Actually theres previous little room for levity where Italian monsters Malasangre are concerned: they have a slow, hypnotic and thick, black sound and have shared releases with the likes of Bunkur which should give you a good idea of the intent of this release. Slow, torturous soul crushing inch by inch.

Split neatly in two halves Na Ma and Sa Ta, this 70 minute  subterranean excursion is a tightly controlled but still fluid piece of music. Built around simple, heavy riffs that bludgeon a hypnotic sensibility into you, Malasangre have a tenancy to then inexorably try to tip you off balance either through some almost subliminal use of submerged keyboards that seem to harbour a distinct malevolence towards the sunlit world above, or through the unhinged, sometimes cackling black metal vocals.

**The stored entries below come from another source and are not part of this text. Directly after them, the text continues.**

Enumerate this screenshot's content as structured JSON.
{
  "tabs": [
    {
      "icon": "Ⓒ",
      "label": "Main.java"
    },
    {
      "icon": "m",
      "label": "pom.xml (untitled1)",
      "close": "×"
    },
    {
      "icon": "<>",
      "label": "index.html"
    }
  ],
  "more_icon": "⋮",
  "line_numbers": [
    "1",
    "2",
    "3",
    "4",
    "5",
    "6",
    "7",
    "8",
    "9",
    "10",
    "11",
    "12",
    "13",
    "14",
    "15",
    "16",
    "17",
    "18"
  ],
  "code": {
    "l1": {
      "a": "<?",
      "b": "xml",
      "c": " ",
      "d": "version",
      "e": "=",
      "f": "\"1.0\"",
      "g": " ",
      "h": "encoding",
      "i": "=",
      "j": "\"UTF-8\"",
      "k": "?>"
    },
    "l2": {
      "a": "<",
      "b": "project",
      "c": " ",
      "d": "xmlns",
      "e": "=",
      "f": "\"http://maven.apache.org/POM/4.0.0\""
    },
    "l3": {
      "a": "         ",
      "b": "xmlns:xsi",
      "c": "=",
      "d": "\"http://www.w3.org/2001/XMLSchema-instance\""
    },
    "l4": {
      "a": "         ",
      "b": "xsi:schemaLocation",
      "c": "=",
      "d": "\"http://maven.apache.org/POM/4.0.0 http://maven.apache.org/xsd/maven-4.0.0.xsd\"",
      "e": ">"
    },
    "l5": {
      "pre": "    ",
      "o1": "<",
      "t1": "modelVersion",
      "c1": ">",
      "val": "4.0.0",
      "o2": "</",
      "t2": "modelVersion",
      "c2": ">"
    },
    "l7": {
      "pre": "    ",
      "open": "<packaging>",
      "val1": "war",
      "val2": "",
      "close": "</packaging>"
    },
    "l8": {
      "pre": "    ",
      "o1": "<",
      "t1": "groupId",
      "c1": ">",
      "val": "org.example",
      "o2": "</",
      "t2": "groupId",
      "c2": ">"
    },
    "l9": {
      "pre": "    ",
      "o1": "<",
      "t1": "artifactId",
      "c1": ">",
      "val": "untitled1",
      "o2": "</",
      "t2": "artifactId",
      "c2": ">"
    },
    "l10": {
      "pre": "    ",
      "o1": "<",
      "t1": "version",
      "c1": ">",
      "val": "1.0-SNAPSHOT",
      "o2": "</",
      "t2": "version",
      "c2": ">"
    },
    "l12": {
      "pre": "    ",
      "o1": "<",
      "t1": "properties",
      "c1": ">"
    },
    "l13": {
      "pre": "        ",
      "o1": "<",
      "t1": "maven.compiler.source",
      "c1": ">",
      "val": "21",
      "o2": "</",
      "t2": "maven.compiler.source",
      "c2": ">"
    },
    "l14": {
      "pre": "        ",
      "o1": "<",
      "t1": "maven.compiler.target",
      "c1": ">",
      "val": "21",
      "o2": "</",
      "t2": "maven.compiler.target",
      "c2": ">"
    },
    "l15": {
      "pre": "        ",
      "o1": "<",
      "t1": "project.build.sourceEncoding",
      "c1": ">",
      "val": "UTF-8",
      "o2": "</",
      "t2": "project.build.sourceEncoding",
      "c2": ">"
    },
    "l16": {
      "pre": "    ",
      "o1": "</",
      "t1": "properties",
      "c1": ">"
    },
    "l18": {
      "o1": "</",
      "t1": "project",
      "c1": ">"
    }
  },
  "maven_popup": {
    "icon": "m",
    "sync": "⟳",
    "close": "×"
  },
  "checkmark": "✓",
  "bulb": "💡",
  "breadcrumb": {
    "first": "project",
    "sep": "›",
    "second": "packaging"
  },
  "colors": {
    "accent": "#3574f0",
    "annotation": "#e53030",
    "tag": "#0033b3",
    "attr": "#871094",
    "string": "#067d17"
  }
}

Without these two aspects Malasangre really would be easily dismissed as a one riff per half hour machine but with them, and with a real compositional use of these shades to the leaden guitar, they really can create a foul and twisted atmosphere.

There is in inescapable sense of the occult (the unknown) in these tar pit grooves that coats you as you sink in to it. Na Ma has occasional wanderings of leadwork and the hint of something like the bastard offspring of melody, Sa Ta has the more twisted vocals and the more determined malevolence to the riff but both, just when you feel yourself nodding off they slways seem to pull something out of the black ro find a fresh bruise on you. Na Ma has a gorgeous, rich passage of deep, slow vocals over single notes that reminds me of Type O Negative’s Suspended In Dusk. Sa Ta those delicious dirty fingernails scraping stone vocals that get close to Khanate while retaining a black metal feel as opposed to Khanate’s psychopathy.

Downsides? Well like all extreme doom you have to be both in the mood and have the time and patience. Nothing here is going to drag new fans into the genre I feel. I also have too accept that some passages of the repetious riffing can be distinctly average and even I do weaken and waver in these places. But the key is that, remarkably, Malasangre always drag me back like a corpse on a meathook.

If Pombagira are your thing, fancy the less err… esoteric side of Esoteric or wish Nortt was more doom then you should find no problem in getting inside this dark place. Getting out is another matter.